David Taylor, head of global strategy, travel and hospitality at Publicis Sapient, a digital consulting company, said the crop of start-ups has other advantages: They have low overhead costs and the ability to pivot more quickly than larger competitors. Though they are launching on opposite coasts, focusing on smaller markets they see as underserved or not served at all.
Coming out of the pandemic, Taylor said people might be more open to trying something new, such as a new airline with cheap fares.
Both carriers are eager to capitalize on a wave of newly vaccinated leisure travelers.
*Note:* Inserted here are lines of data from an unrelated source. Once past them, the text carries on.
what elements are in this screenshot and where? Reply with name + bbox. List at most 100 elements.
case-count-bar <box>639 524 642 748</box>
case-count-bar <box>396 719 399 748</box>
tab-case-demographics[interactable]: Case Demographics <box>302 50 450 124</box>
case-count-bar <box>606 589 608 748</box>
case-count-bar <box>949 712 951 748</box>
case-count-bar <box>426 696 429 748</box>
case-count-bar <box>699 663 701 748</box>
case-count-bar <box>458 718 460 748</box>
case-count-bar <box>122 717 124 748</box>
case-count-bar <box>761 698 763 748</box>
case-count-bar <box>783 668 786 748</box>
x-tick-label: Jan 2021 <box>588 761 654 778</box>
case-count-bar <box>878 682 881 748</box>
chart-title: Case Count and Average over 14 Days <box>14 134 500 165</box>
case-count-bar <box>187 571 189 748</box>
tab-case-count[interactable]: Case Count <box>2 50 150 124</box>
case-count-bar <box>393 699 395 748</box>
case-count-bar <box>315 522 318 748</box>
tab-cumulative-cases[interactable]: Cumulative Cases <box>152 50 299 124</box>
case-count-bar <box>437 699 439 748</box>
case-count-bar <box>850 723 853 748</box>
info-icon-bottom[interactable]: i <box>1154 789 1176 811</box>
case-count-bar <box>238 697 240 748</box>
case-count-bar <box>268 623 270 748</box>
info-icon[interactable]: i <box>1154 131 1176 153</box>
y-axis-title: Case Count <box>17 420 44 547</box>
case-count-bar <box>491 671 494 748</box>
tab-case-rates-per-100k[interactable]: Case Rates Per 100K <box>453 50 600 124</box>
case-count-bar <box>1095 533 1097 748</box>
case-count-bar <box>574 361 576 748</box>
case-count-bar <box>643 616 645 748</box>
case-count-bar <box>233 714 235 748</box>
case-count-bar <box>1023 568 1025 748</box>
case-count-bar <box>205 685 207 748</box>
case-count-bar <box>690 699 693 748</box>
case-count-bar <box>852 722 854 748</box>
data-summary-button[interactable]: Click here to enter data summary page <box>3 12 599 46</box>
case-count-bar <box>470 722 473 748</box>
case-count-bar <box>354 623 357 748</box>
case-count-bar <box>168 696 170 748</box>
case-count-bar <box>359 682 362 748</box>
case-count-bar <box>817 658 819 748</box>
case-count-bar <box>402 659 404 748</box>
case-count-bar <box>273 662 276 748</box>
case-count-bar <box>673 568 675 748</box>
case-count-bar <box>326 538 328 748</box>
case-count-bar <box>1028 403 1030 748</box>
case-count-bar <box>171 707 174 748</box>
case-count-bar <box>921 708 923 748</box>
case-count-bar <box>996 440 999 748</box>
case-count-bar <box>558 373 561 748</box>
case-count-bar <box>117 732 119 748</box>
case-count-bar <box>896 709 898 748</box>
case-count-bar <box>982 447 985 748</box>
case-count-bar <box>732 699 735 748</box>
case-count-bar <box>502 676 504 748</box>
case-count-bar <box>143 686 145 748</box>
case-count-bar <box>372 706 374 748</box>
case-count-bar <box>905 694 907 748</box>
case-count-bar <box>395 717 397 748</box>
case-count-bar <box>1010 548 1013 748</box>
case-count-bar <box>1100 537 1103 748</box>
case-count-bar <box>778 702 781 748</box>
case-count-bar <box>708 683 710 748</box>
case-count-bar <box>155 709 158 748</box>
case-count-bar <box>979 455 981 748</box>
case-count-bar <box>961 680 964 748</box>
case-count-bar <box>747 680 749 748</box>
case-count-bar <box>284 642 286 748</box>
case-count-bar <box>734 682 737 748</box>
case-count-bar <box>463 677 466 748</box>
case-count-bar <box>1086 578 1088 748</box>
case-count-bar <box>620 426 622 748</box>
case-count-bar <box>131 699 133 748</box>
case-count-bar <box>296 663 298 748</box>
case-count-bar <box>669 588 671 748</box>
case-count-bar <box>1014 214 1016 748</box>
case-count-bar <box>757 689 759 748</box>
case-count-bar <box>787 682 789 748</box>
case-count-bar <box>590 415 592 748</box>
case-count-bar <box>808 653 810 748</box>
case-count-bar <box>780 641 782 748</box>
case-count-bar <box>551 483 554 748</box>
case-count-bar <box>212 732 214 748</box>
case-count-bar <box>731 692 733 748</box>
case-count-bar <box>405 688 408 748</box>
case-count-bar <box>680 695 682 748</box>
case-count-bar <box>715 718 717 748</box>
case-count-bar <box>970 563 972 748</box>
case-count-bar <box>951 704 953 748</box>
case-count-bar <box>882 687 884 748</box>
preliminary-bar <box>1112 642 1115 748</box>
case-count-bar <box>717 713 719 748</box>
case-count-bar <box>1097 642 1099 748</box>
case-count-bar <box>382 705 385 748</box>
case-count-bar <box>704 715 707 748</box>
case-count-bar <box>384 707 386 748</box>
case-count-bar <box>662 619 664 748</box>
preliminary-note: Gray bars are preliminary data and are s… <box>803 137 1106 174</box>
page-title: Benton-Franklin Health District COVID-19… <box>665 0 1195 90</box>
On its website, Houston-based Avelo bills itself as “the go-to airline for the outdoor purist, wine enthusiast, skier, nature lover, or anyone who wants smoother travel that saves money.”
Levy, 51, is a former president of low-cost carrier Allegiant Airlines and was chief financial officer at United Airlines as it worked to compete with an la carte model pioneered by Allegiant Air, Spirit Airlines and other low-cost carriers.
Avelo’s focus is on secondary markets near bigger cities, a strategy that Southwest Airlines pioneered by choosing Midway International Airport over O’Hare International Airport in Chicago. In Avelo’s case, think Santa Rosa instead of San Francisco, or Ogden instead of Salt Lake City. Hollywood Burbank Airport is Los Angeles without the hassles and traffic that come with a trip out of Los Angeles International, Levy said.
In Levy’s view, smaller airports translate to a low-hassle experience with smaller crowds and where schlepping from ticket counter to gate can be done on foot, rather than shuttle. Its fares may be cheaper than competitors, but like other bargain carriers, passengers will pay for “extras” like more legroom, checked baggage and carry-ons.
Avelo, flying Boeing 737-800 aircraft, might have characteristics similar to low-cost carriers such a Spirit, Frontier and Allegiant, but Levy doesn’t like that label.
“We like to consider ourselves an everyday low-fare carrier,” he said. “When people think ultralow cost carrier, the perception is not great. … I think we’re different.”
Neeleman, 61, is pitching Breeze as the new “seriously nice” airline, hoping to lure customers from larger carriers by offering nonstop service mainly from four airports — in Tampa, Charleston, S.C., New Orleans and Norfolk — to cities where existing airlines offer no service or no direct service. As with Avelo and other carriers, passengers will pay fees for bags and additional legroom (billed as a “nice” seat or “nicer” seats). Routes are two hours or less on smaller Embraer aircraft. Breeze plans to begin operating on Airbus A220 aircraft in October.
“It’s going well,” Neeleman said of the carrier’s first few weeks. “Bookings are above expectations.”
Even before it began flying, Breeze drew scrutiny for its recruitment programs from the Association of Flight Attendants-CWA, which criticized the airline for hiring students at Utah Valley University for jobs as flight attendants. After it didn’t attract enough students, it expanded its applicant pool to include nonstudents.
Established airlines are moving to defend their turf.
American Airlines recently announced it would fly bigger jets between Burbank and Phoenix, a route that Avelo recently began to service. Meanwhile, Alaska Airlines announced nonstop service between Burbank and Sonoma, Calif. — another pair of cities served by Avelo.
“Airlines are very focused on trying to knock someone out when they are trying to get into their marketplace,” Ferguson said. “They’re going to meet that competition head-on.”
Valencia-Miller said Avelo and Breeze must quickly build brand loyalty among a customer base willing to try the carriers. At Frontier, he said it took about four years before he and other executives felt they were on firm footing.
“JetBlue was so revolutionary when it started,” said Harteveldt. “As smart as David Neeleman is, he’s not undefeatable. This is a very different industry, and they are not going to cede market to Avelo and Breeze.”